Hyaluronidase induces degenerative effects on intervertebral endplate cells via upregulation of PTGS2.

Hyaluronic acid is widely recognized as a therapeutic target and is currently utilized in medical applications. However, the metabolism of HA during intervertebral disc degeneration has not been fully elucidated. The effects of hyaluronidase on the cartilage endplate remain unclear. The aim of this article is to explore the effects of hyaluronidase on cartilage endplate (CEP) cells and potential molecular mechanisms. Cartilage endplate cells were extracted from the intervertebral endplates of 4-week-old rats. These cells were then treated with hyaluronidase. Cell viability was detected using Cell Counting Kit-8. Cell apoptosis and extracellular matrix degradation were determined using RT-PCR. Additionally, Transcriptome sequencing was performed and prostaglandin-endoperoxide synthase-2 (PTGS2) was identified as the key factor in hyaluronidase-induced degeneration. Furthermore, we inhibited PTGS2 and measured the level of apoptosis mediators to determine its effect on hyaluronidase-induced CEP degeneration. Exposure to hyaluronidase significantly reduced cell viability, induced apoptosis of CEP cells and promoted extracellular matrix degradation in vitro.
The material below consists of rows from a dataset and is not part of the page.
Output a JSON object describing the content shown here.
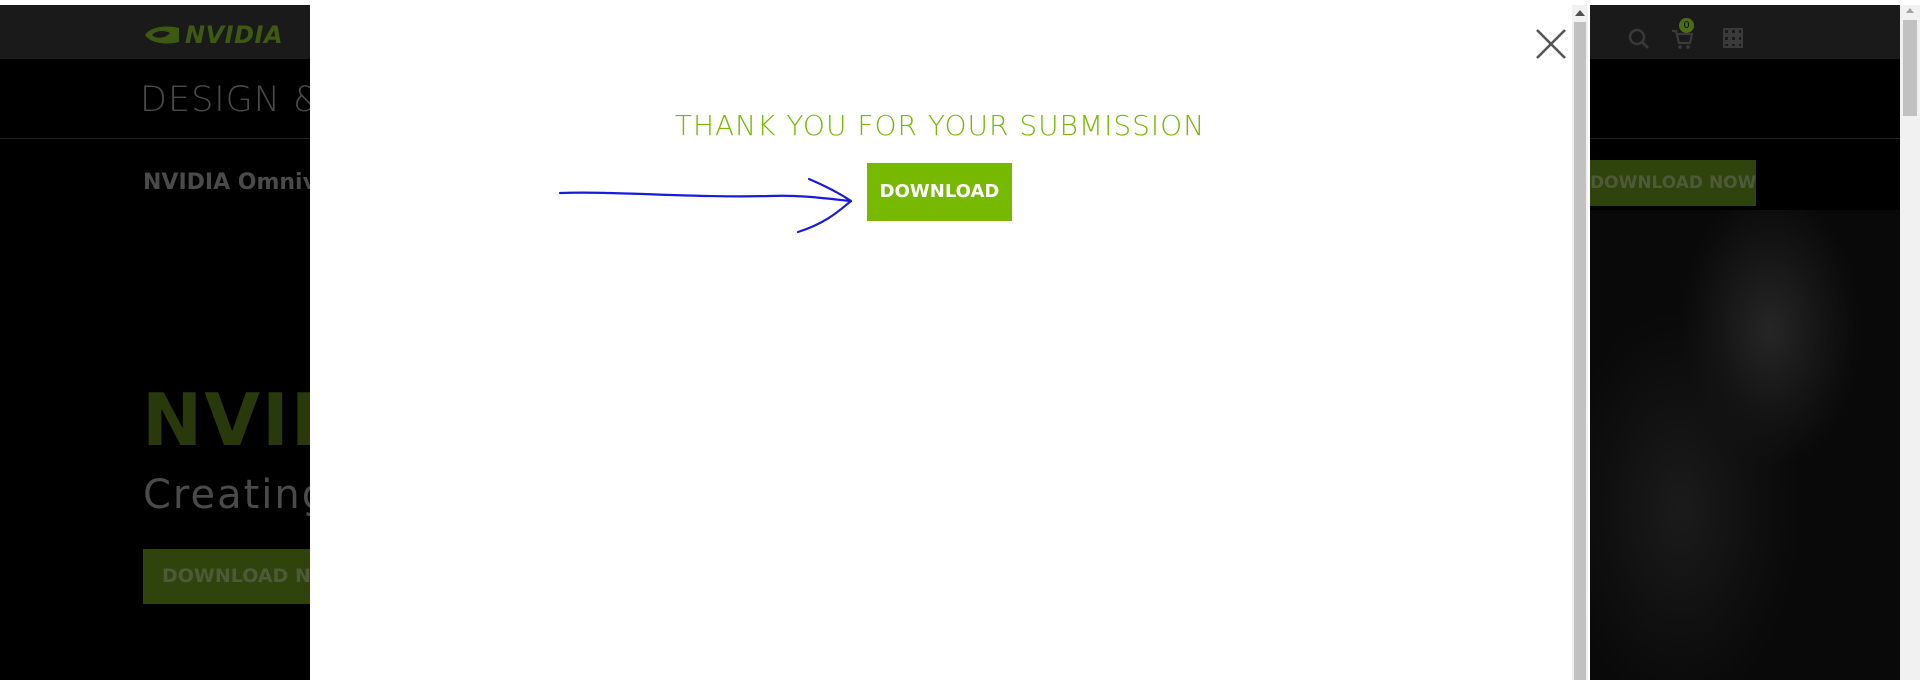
{
  "site": {
    "brand": "NVIDIA",
    "cart_count": "0",
    "subnav_title": "DESIGN & V",
    "product_name": "NVIDIA Omnive",
    "hero_title": "NVIDI",
    "hero_subtitle": "Creating a",
    "hero_download_label": "DOWNLOAD NO",
    "top_download_label": "DOWNLOAD NOW"
  },
  "modal": {
    "heading": "THANK YOU FOR YOUR SUBMISSION",
    "download_label": "DOWNLOAD"
  },
  "icons": {
    "close": "close-icon",
    "search": "search-icon",
    "cart": "cart-icon",
    "apps": "apps-grid-icon"
  },
  "colors": {
    "accent": "#76b900",
    "annotation": "#1a1adb"
  }
}
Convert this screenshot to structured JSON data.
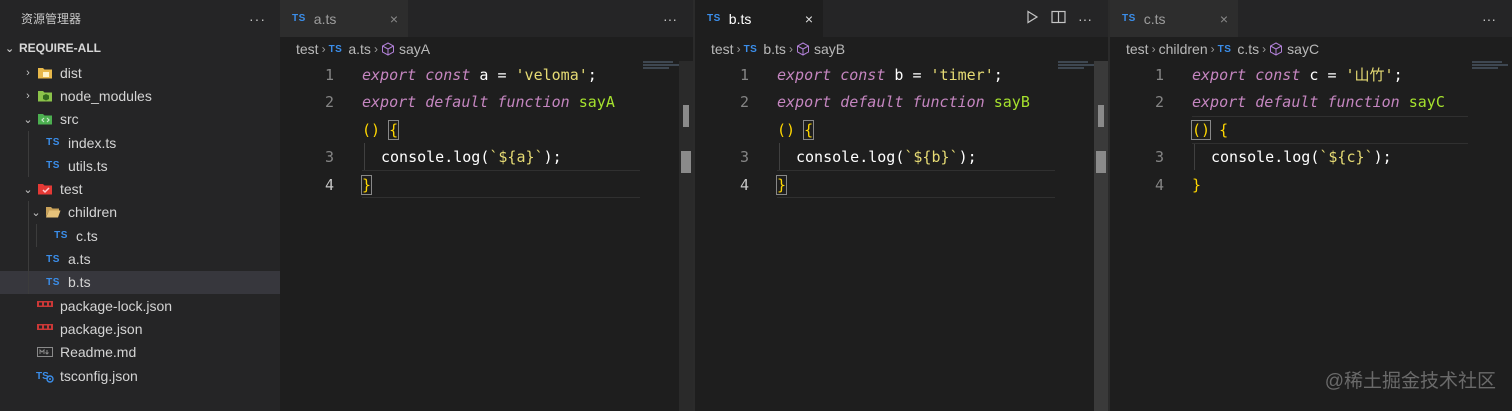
{
  "explorer": {
    "title": "资源管理器",
    "more": "···",
    "root": "REQUIRE-ALL",
    "items": [
      {
        "label": "dist"
      },
      {
        "label": "node_modules"
      },
      {
        "label": "src"
      },
      {
        "label": "index.ts"
      },
      {
        "label": "utils.ts"
      },
      {
        "label": "test"
      },
      {
        "label": "children"
      },
      {
        "label": "c.ts"
      },
      {
        "label": "a.ts"
      },
      {
        "label": "b.ts"
      },
      {
        "label": "package-lock.json"
      },
      {
        "label": "package.json"
      },
      {
        "label": "Readme.md"
      },
      {
        "label": "tsconfig.json"
      }
    ]
  },
  "ts_badge": "TS",
  "tab_more": "···",
  "tab_close": "×",
  "breadcrumb_sep": "›",
  "group1": {
    "tab": "a.ts",
    "crumbs": {
      "folder": "test",
      "file": "a.ts",
      "symbol": "sayA"
    },
    "line_numbers": [
      "1",
      "2",
      "3",
      "4"
    ],
    "code": {
      "l1_kw1": "export",
      "l1_kw2": "const",
      "l1_id": "a",
      "l1_eq": " = ",
      "l1_str": "'veloma'",
      "l1_end": ";",
      "l2_kw1": "export",
      "l2_kw2": "default",
      "l2_kw3": "function",
      "l2_fn": "sayA",
      "l2b_paren": "()",
      "l2b_brace": "{",
      "l3_obj": "console.log(",
      "l3_tpl": "`${a}`",
      "l3_end": ");",
      "l4_brace": "}"
    }
  },
  "group2": {
    "tab": "b.ts",
    "crumbs": {
      "folder": "test",
      "file": "b.ts",
      "symbol": "sayB"
    },
    "line_numbers": [
      "1",
      "2",
      "3",
      "4"
    ],
    "code": {
      "l1_kw1": "export",
      "l1_kw2": "const",
      "l1_id": "b",
      "l1_eq": " = ",
      "l1_str": "'timer'",
      "l1_end": ";",
      "l2_kw1": "export",
      "l2_kw2": "default",
      "l2_kw3": "function",
      "l2_fn": "sayB",
      "l2b_paren": "()",
      "l2b_brace": "{",
      "l3_obj": "console.log(",
      "l3_tpl": "`${b}`",
      "l3_end": ");",
      "l4_brace": "}"
    }
  },
  "group3": {
    "tab": "c.ts",
    "crumbs": {
      "folder": "test",
      "subfolder": "children",
      "file": "c.ts",
      "symbol": "sayC"
    },
    "line_numbers": [
      "1",
      "2",
      "3",
      "4"
    ],
    "code": {
      "l1_kw1": "export",
      "l1_kw2": "const",
      "l1_id": "c",
      "l1_eq": " = ",
      "l1_str": "'山竹'",
      "l1_end": ";",
      "l2_kw1": "export",
      "l2_kw2": "default",
      "l2_kw3": "function",
      "l2_fn": "sayC",
      "l2b_paren": "()",
      "l2b_brace": "{",
      "l3_obj": "console.log(",
      "l3_tpl": "`${c}`",
      "l3_end": ");",
      "l4_brace": "}"
    }
  },
  "watermark": "@稀土掘金技术社区",
  "colors": {
    "keyword": "#c586c0",
    "string": "#e6db74",
    "function": "#a6e22e",
    "ts_icon": "#3b8eea"
  }
}
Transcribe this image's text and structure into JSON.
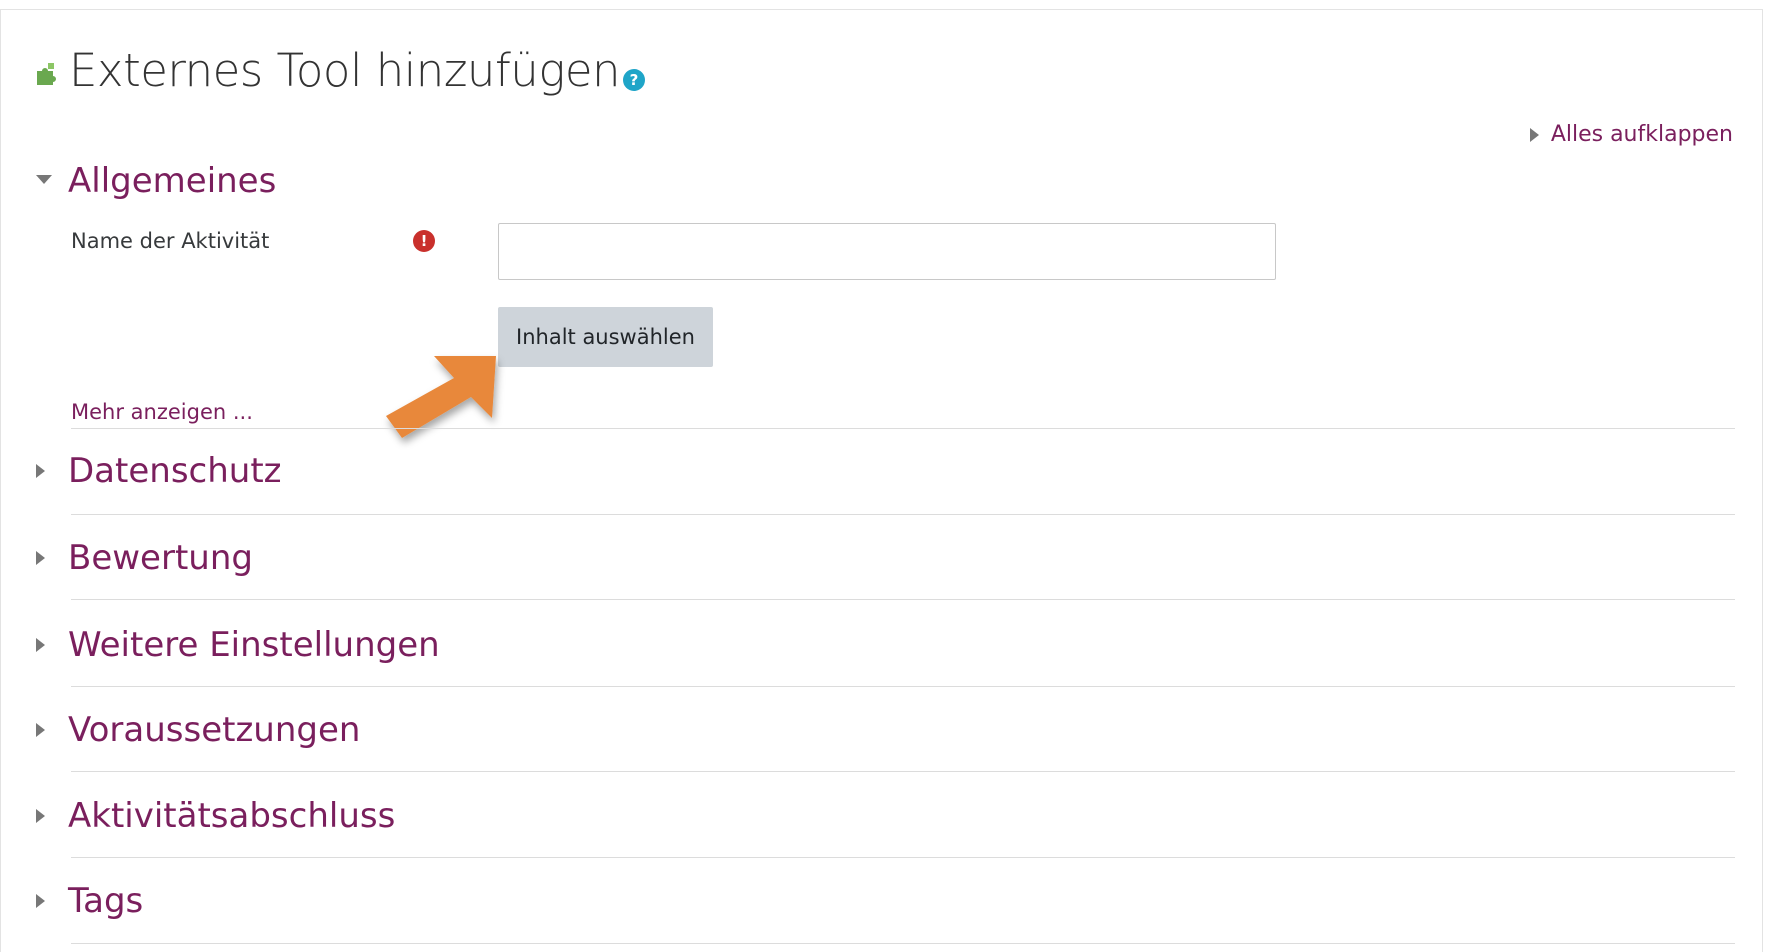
{
  "page": {
    "title": "Externes Tool hinzufügen",
    "help_icon": "?",
    "plugin_icon": "puzzle-piece-icon",
    "expand_all_label": "Alles aufklappen"
  },
  "general": {
    "heading": "Allgemeines",
    "activity_name_label": "Name der Aktivität",
    "activity_name_value": "",
    "required_icon": "!",
    "select_content_label": "Inhalt auswählen",
    "show_more_label": "Mehr anzeigen ..."
  },
  "sections": [
    {
      "label": "Datenschutz"
    },
    {
      "label": "Bewertung"
    },
    {
      "label": "Weitere Einstellungen"
    },
    {
      "label": "Voraussetzungen"
    },
    {
      "label": "Aktivitätsabschluss"
    },
    {
      "label": "Tags"
    }
  ],
  "colors": {
    "section_heading": "#7a1f5d",
    "button_bg": "#ced4da",
    "required_icon": "#c9302c",
    "help_icon": "#1fa5c8",
    "arrow": "#e8883a",
    "plugin_icon": "#6aa84f"
  }
}
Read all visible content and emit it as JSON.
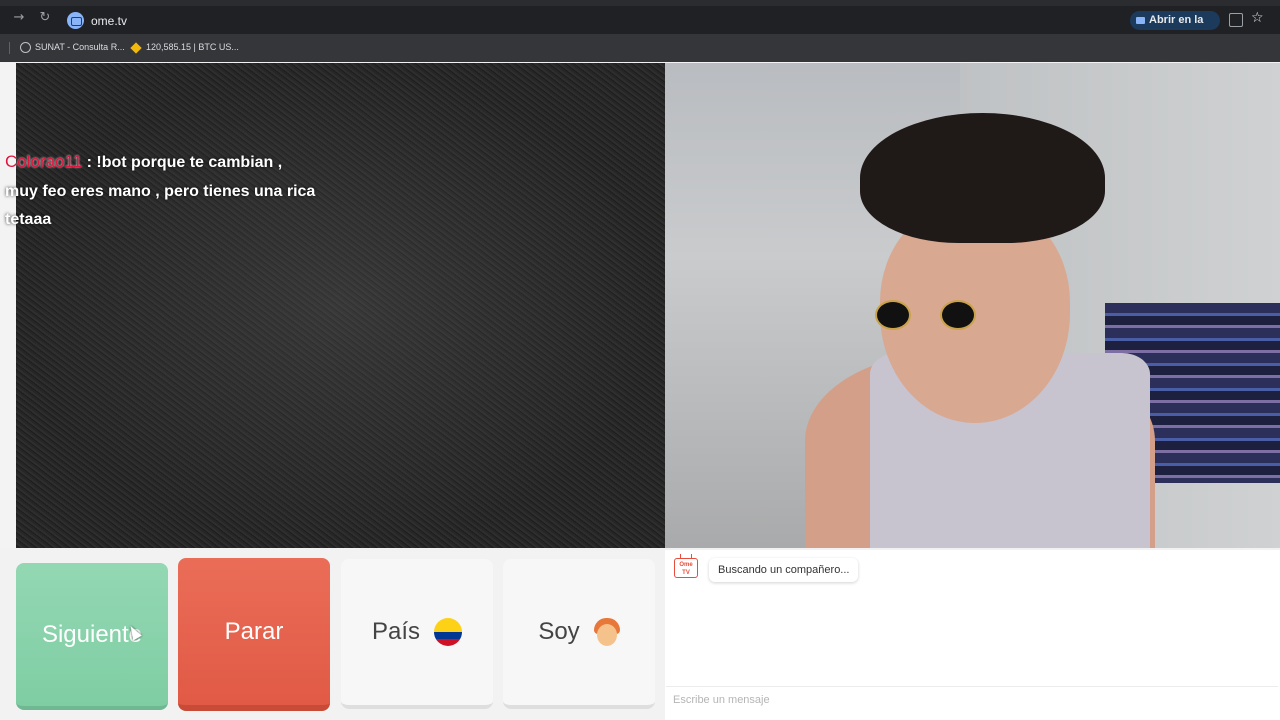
{
  "browser": {
    "url": "ome.tv",
    "open_in_app_label": "Abrir en la app",
    "bookmarks": [
      {
        "label": "SUNAT - Consulta R...",
        "icon": "globe-icon"
      },
      {
        "label": "120,585.15 | BTC US...",
        "icon": "binance-icon"
      }
    ]
  },
  "stranger_chat": {
    "username": "Colorao11",
    "message_line1": " : !bot porque te cambian ,",
    "message_line2": "muy feo eres mano , pero tienes una rica",
    "message_line3": "tetaaa"
  },
  "controls": {
    "next_label": "Siguiente",
    "stop_label": "Parar",
    "country_label": "País",
    "country_flag": "colombia-flag-icon",
    "gender_label": "Soy",
    "gender_icon": "boy-face-icon"
  },
  "chat_panel": {
    "logo_text": "Ome TV",
    "status_message": "Buscando un compañero...",
    "input_placeholder": "Escribe un mensaje"
  },
  "colors": {
    "next": "#8fd5b0",
    "stop": "#e5624d",
    "neutral_button": "#f7f7f7"
  }
}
Hyaluronidase treatment upregulated PTGS2 in CEP cells. Knockdown of PTGS2 alleviated the apoptosis of CEP cells and inihited extracellular matrix degradation caused by hyaluronidase. Hyaluronidase induces endplate cell apoptosis and extracellular matrix degradation in vitro, while PTGS2 functions as a regulatory factor in this process. Inhibiting PTGS2 may serve as an effective treatment for intervertebral disc degeneration.